The radio station eventually moved from Monument Circle to the 3100 block of North Meridian Street, and finally to its current site at 9245 North Meridian.

===Recent history===
On October 3, 2005, Entercom dropped the adult contemporary music format in favor of adult hits, and changed the call letters to WNTR. The station's on-air identifier was "107.9 The Track". Programming featured a somewhat "Jack-like" format proclaiming "We Play Everything." A popular live syndicated show featuring Tom Kent occupied the evening shift on WNTR. They also broadcast American Top 40 The 1980s with Casey Kasem on Saturday at 6:00 a.m. and also on Sunday at 8:00 a.m.

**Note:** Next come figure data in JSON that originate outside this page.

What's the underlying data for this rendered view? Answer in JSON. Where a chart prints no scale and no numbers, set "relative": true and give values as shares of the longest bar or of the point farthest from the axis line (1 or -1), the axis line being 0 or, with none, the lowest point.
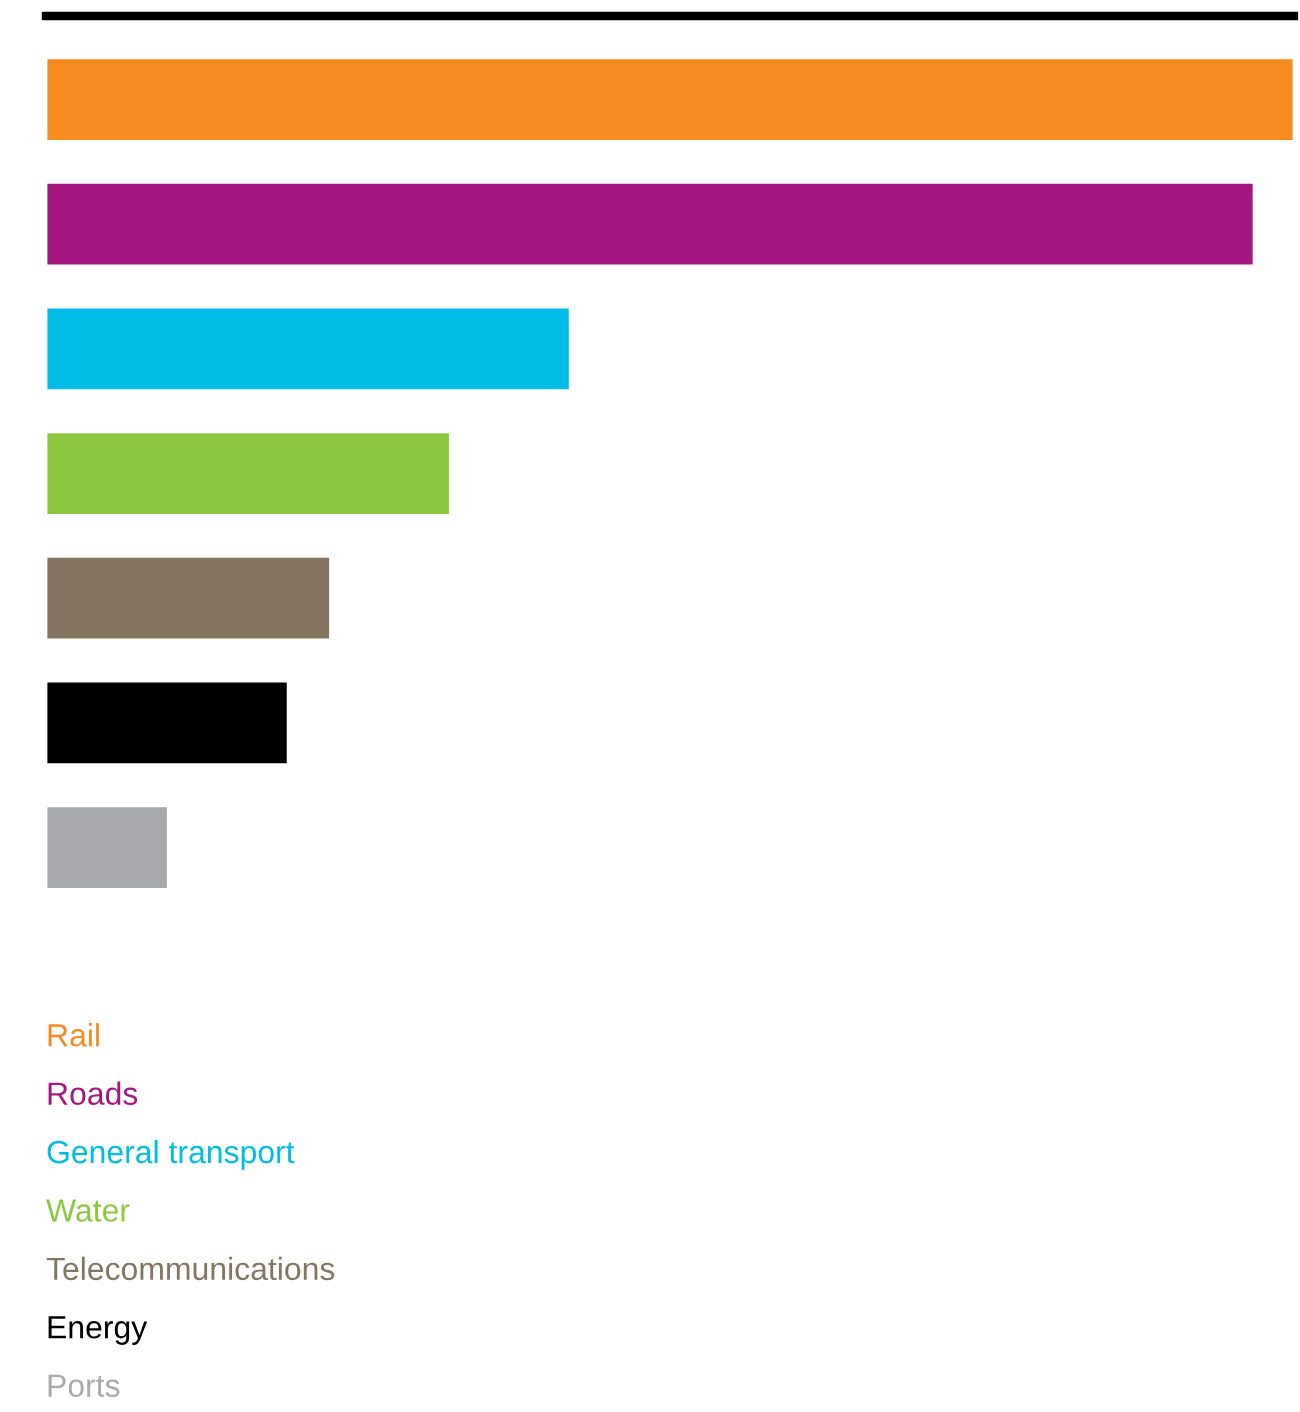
{
  "chart_data": {
    "type": "bar",
    "orientation": "horizontal",
    "relative": true,
    "stacked": true,
    "categories": [
      null,
      null,
      null,
      null,
      null,
      null,
      null
    ],
    "series": [
      {
        "name": "Rail",
        "color": "#f68b1f",
        "values": [
          1,
          null,
          null,
          null,
          null,
          null,
          null
        ]
      },
      {
        "name": "Roads",
        "color": "#a3177f",
        "values": [
          null,
          0.968,
          null,
          null,
          null,
          null,
          null
        ]
      },
      {
        "name": "General transport",
        "color": "#00bce7",
        "values": [
          null,
          null,
          0.42,
          null,
          null,
          null,
          null
        ]
      },
      {
        "name": "Water",
        "color": "#8dc63f",
        "values": [
          null,
          null,
          null,
          0.324,
          null,
          null,
          null
        ]
      },
      {
        "name": "Telecommunications",
        "color": "#847561",
        "values": [
          null,
          null,
          null,
          null,
          0.228,
          null,
          null
        ]
      },
      {
        "name": "Energy",
        "color": "#000000",
        "values": [
          null,
          null,
          null,
          null,
          null,
          0.194,
          null
        ]
      },
      {
        "name": "Ports",
        "color": "#a7a8ac",
        "values": [
          null,
          null,
          null,
          null,
          null,
          null,
          0.098
        ]
      }
    ]
  }
}
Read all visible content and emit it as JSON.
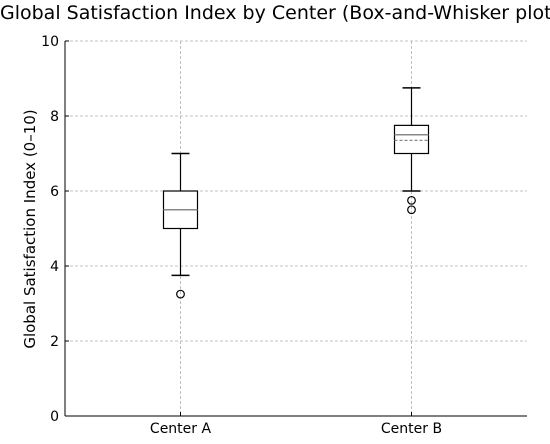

On November 13, 2009, WNTR began stunting with Christmas music with a format flip coming after Christmas Day. On December 28, 2009, at 12:28 p.m., WNTR was rebranded as "My 107.9", retaining the adult hits format. The first song on "My" was "Don't Stop Believin'" by Journey.

On May 22, 2013, at 5 p.m., after playing Kesha's "Blow", and a goodbye message, followed by Simple Minds' "Don't You (Forget About Me)", WNTR began stunting with micro-formats (Rock as Rock 107.9, all Garth Brooks as Garth 107.9, Christmas music as Yule 107.9, all boy bands as Heartthrob 107.9, all Midwestern-born artists as 107.9 Heartland Radio, and sounds of nature as Earth 107.9). The following day at 5 p.m., a Hot AC format was introduced under the name "107.9 The Mix", with Dave Smiley from sister station WZPL launching the station with Fall Out Boy's "My Songs Know What You Did in the Dark (Light Em Up)".

On February 13, 2019, Cumulus Media and Entercom announced an agreement in which WNTR, WXNT, and WZPL would be swapped to Cumulus in exchange for WNSH (now WXBK) in New York City and WHLL and WMAS-FM in Springfield, Massachusetts. Under the terms of the deal, Cumulus began operating WNTR under a local marketing agreement on March 1, 2019. The swap was completed on May 9, 2019.

On April 10, 2020, WNTR dropped its hot AC format and began stunting with Christmas music again. The stunting was framed as a form of escapism in response to the global uncertainly brought on by the COVID-19 Pandemic. On May 14, 2020, WNTR ended its Christmas music stunt and shifted back to adult contemporary, still branded as "107.9 The Mix".

== HD Radio ==
WNTR is licensed to broadcast in the HD Radio format.